I had a weekend that was both productive and relaxing. I did a lot of housework and I did a lot of reading. Alas, I didn’t get to look at that house, as they seem to have canceled the open house. It was still on the online listing, but when I went there, there was no sign and the house was shut tight with no one around. My Realtor friend said there was an option contract on it, so maybe they changed their mind about the open house. I think I’m going to take this as a good sign that this house wasn’t meant to be mine, or at least not now. So, onward with my plan for the year to focus on writing now.
Part of my weekend reading was a really interesting book called Deep Work by Cal Newport. It’s about how any kind of work that requires deep thinking or creativity requires periods of deep focus. You can’t really multitask and get good work done. A lot of it got into how current business practices are actually robbing companies of real innovation, since they’re more worried about “shallow” work that looks like work — sitting at a desk in an open office, going to meetings, answering e-mail, being on social media — and might even penalize people who are doing what they need to do in order to get real thinking done, like hiding out in a conference room or working at home, only looking at e-mail once a day, not going to meetings, etc.
But for my situation, what I took away from it was the fact that some of my habits that I berate myself for when I’m writing are actually on the right track for getting good work done.

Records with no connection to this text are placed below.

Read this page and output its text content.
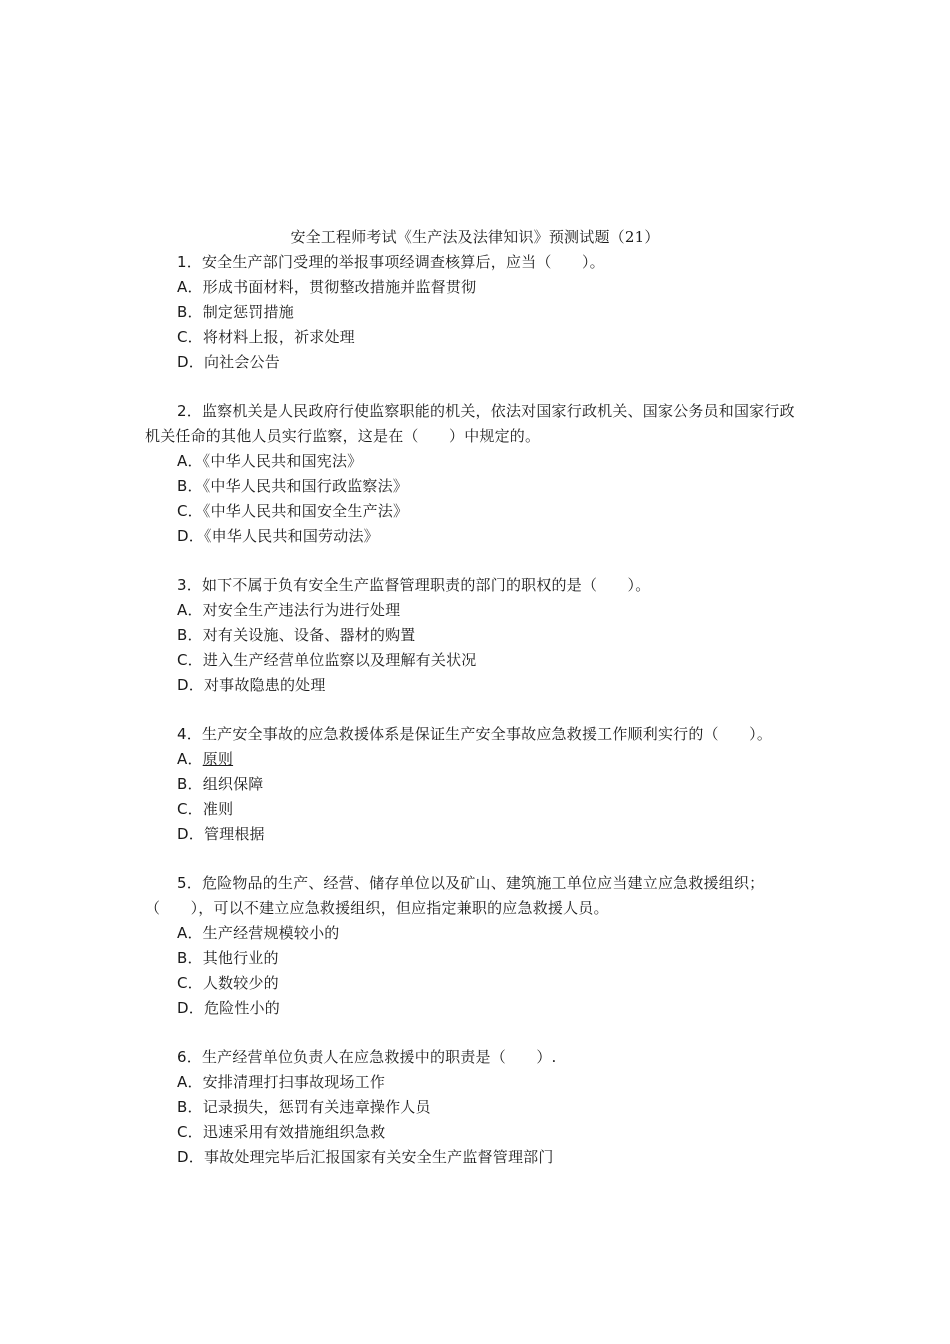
安全工程师考试《生产法及法律知识》预测试题（21）

1．安全生产部门受理的举报事项经调查核算后，应当（　　）。

A．形成书面材料，贯彻整改措施并监督贯彻

B．制定惩罚措施

C．将材料上报，祈求处理

D．向社会公告

2．监察机关是人民政府行使监察职能的机关，依法对国家行政机关、国家公务员和国家行政机关任命的其他人员实行监察，这是在（　　）中规定的。

A．《中华人民共和国宪法》

B．《中华人民共和国行政监察法》

C．《中华人民共和国安全生产法》

D．《申华人民共和国劳动法》

3．如下不属于负有安全生产监督管理职责的部门的职权的是（　　）。

A．对安全生产违法行为进行处理

B．对有关设施、设备、器材的购置

C．进入生产经营单位监察以及理解有关状况

D．对事故隐患的处理

4．生产安全事故的应急救援体系是保证生产安全事故应急救援工作顺利实行的（　　）。

A．原则

B．组织保障

C．准则

D．管理根据

5．危险物品的生产、经营、储存单位以及矿山、建筑施工单位应当建立应急救援组织；（　　），可以不建立应急救援组织，但应指定兼职的应急救援人员。

A．生产经营规模较小的

B．其他行业的

C．人数较少的

D．危险性小的

6．生产经营单位负责人在应急救援中的职责是（　　）.

A．安排清理打扫事故现场工作

B．记录损失，惩罚有关违章操作人员

C．迅速采用有效措施组织急救

D．事故处理完毕后汇报国家有关安全生产监督管理部门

I talk about how I tend to be “all or nothing” when I’m working on a book, and I feel bad about not being able to just devote a few hours a day to writing and still get other stuff done. I also tend to get “book brain,” in which I don’t want to do anything other than write or at the very least don’t want to leave the headspace of the story. Both of these are signs of being able to go deep, to get into a state of flow.

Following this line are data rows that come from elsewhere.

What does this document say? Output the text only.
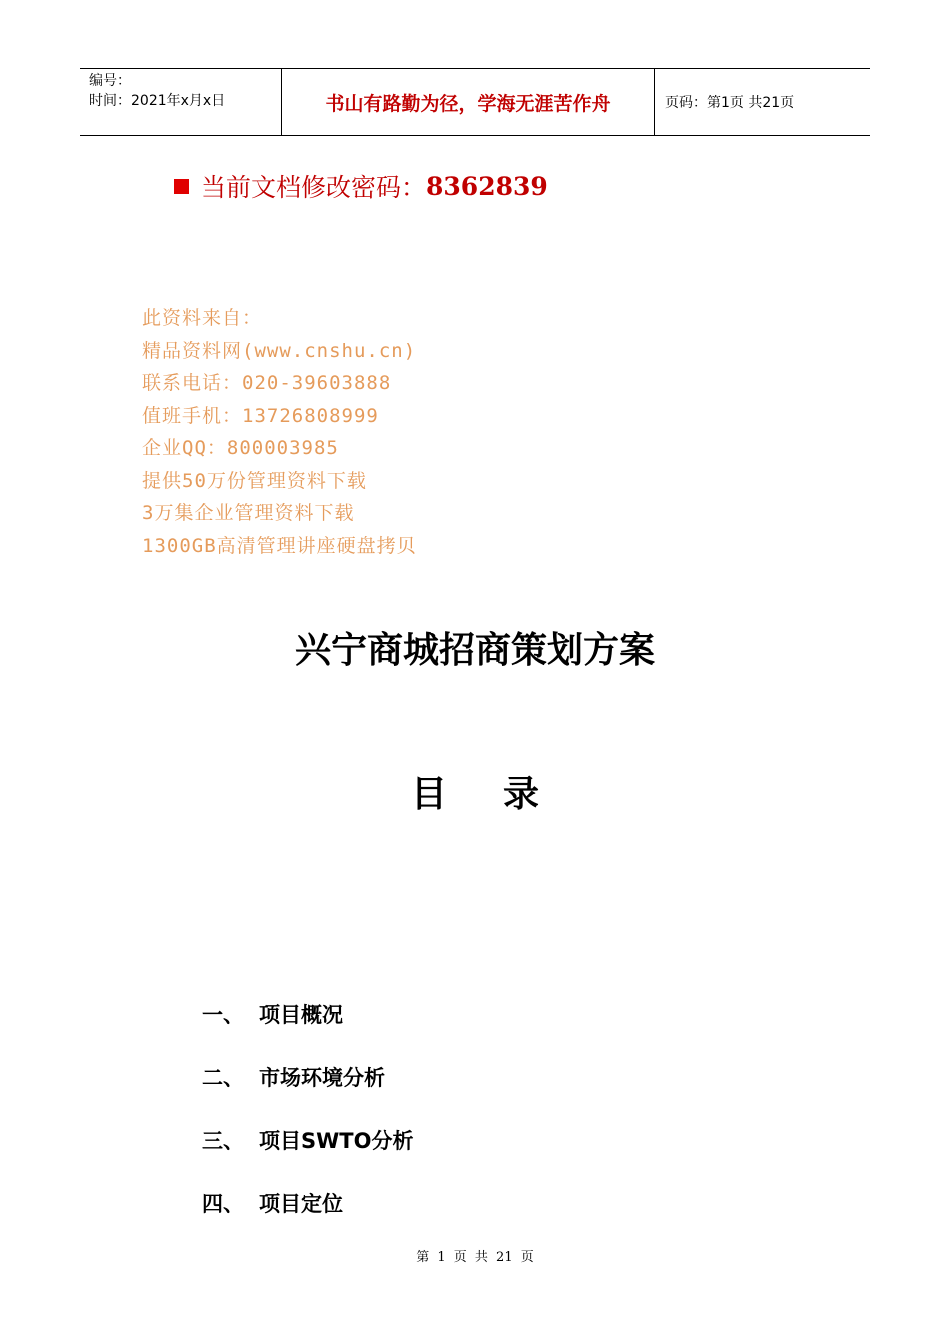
编号：
时间：2021年x月x日	书山有路勤为径，学海无涯苦作舟	页码：第1页 共21页
当前文档修改密码： 8362839
此资料来自：
精品资料网(www.cnshu.cn)
联系电话：020-39603888
值班手机：13726808999
企业QQ：800003985
提供50万份管理资料下载
3万集企业管理资料下载
1300GB高清管理讲座硬盘拷贝
兴宁商城招商策划方案
目录
一、 项目概况
二、 市场环境分析
三、 项目SWTO分析
四、 项目定位
第 1 页 共 21 页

The author had some good suggestions for being able to do deep work. One is to be very intentional about how you use your time. Create a schedule so that you don’t let shallow stuff fill your day and keep you from getting to the things you care about — that “first things first” idea. He’s really not keen on social media and e-mail because of what he calls “attention lag.” Even if you only dip in for a few minutes during a break, your mind will still be on it when you get back to work. For breaks, he suggests doing physical things that allow you to keep your mind on your work — exercise, walking, housework, gardening, etc. You can be intentional about your thoughts while doing those things, setting up a problem you need to solve and focusing on it.

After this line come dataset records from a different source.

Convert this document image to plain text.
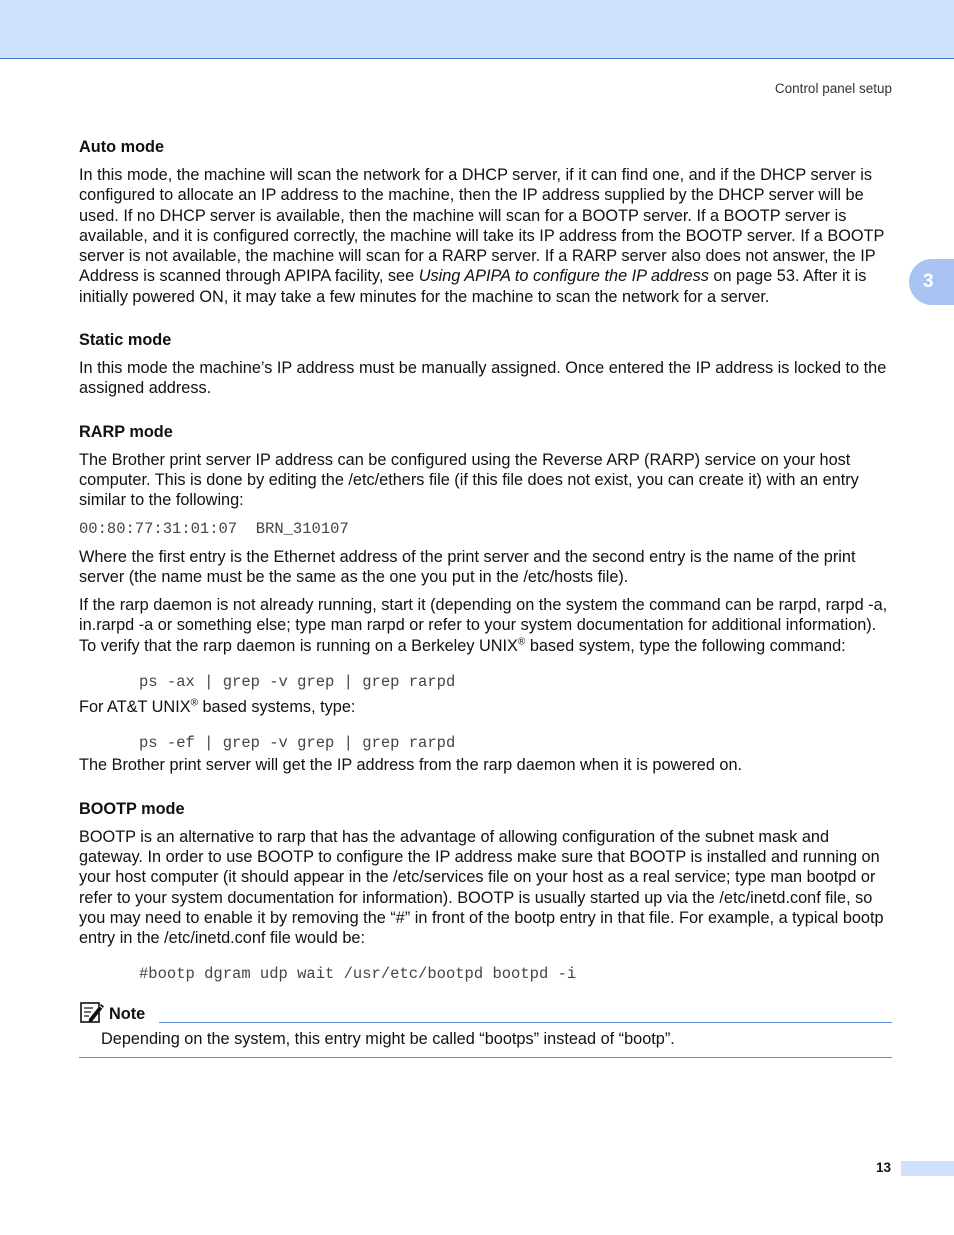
Control panel setup
3
Auto mode

In this mode, the machine will scan the network for a DHCP server, if it can find one, and if the DHCP server is configured to allocate an IP address to the machine, then the IP address supplied by the DHCP server will be used. If no DHCP server is available, then the machine will scan for a BOOTP server. If a BOOTP server is available, and it is configured correctly, the machine will take its IP address from the BOOTP server. If a BOOTP server is not available, the machine will scan for a RARP server. If a RARP server also does not answer, the IP Address is scanned through APIPA facility, see Using APIPA to configure the IP address on page 53. After it is initially powered ON, it may take a few minutes for the machine to scan the network for a server.

Static mode

In this mode the machine’s IP address must be manually assigned. Once entered the IP address is locked to the assigned address.

RARP mode

The Brother print server IP address can be configured using the Reverse ARP (RARP) service on your host computer. This is done by editing the /etc/ethers file (if this file does not exist, you can create it) with an entry similar to the following:

00:80:77:31:01:07  BRN_310107

Where the first entry is the Ethernet address of the print server and the second entry is the name of the print server (the name must be the same as the one you put in the /etc/hosts file).

If the rarp daemon is not already running, start it (depending on the system the command can be rarpd, rarpd -a, in.rarpd -a or something else; type man rarpd or refer to your system documentation for additional information). To verify that the rarp daemon is running on a Berkeley UNIX® based system, type the following command:

ps -ax | grep -v grep | grep rarpd

For AT&T UNIX® based systems, type:

ps -ef | grep -v grep | grep rarpd

The Brother print server will get the IP address from the rarp daemon when it is powered on.

BOOTP mode

BOOTP is an alternative to rarp that has the advantage of allowing configuration of the subnet mask and gateway. In order to use BOOTP to configure the IP address make sure that BOOTP is installed and running on your host computer (it should appear in the /etc/services file on your host as a real service; type man bootpd or refer to your system documentation for information). BOOTP is usually started up via the /etc/inetd.conf file, so you may need to enable it by removing the “#” in front of the bootp entry in that file. For example, a typical bootp entry in the /etc/inetd.conf file would be:

#bootp dgram udp wait /usr/etc/bootpd bootpd -i
Note

Depending on the system, this entry might be called “bootps” instead of “bootp”.

13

One thing I may try is giving myself permission to go all or nothing. I’m not getting business or promo stuff done because it feels like a distraction from my writing. So, since Wednesdays are always a distracted day for me anyway, I think that’s going to be a non-writing day. That will be the day I take care of errands, business (like bookkeeping), and major promo tasks. I can write blog posts and social media posts in advance, work on my web site, contact people for interviews, etc. Then I can devote the other days just to writing, with only a little bit of maintenance on other stuff (post the things I’ve written, reply to e-mail, social media).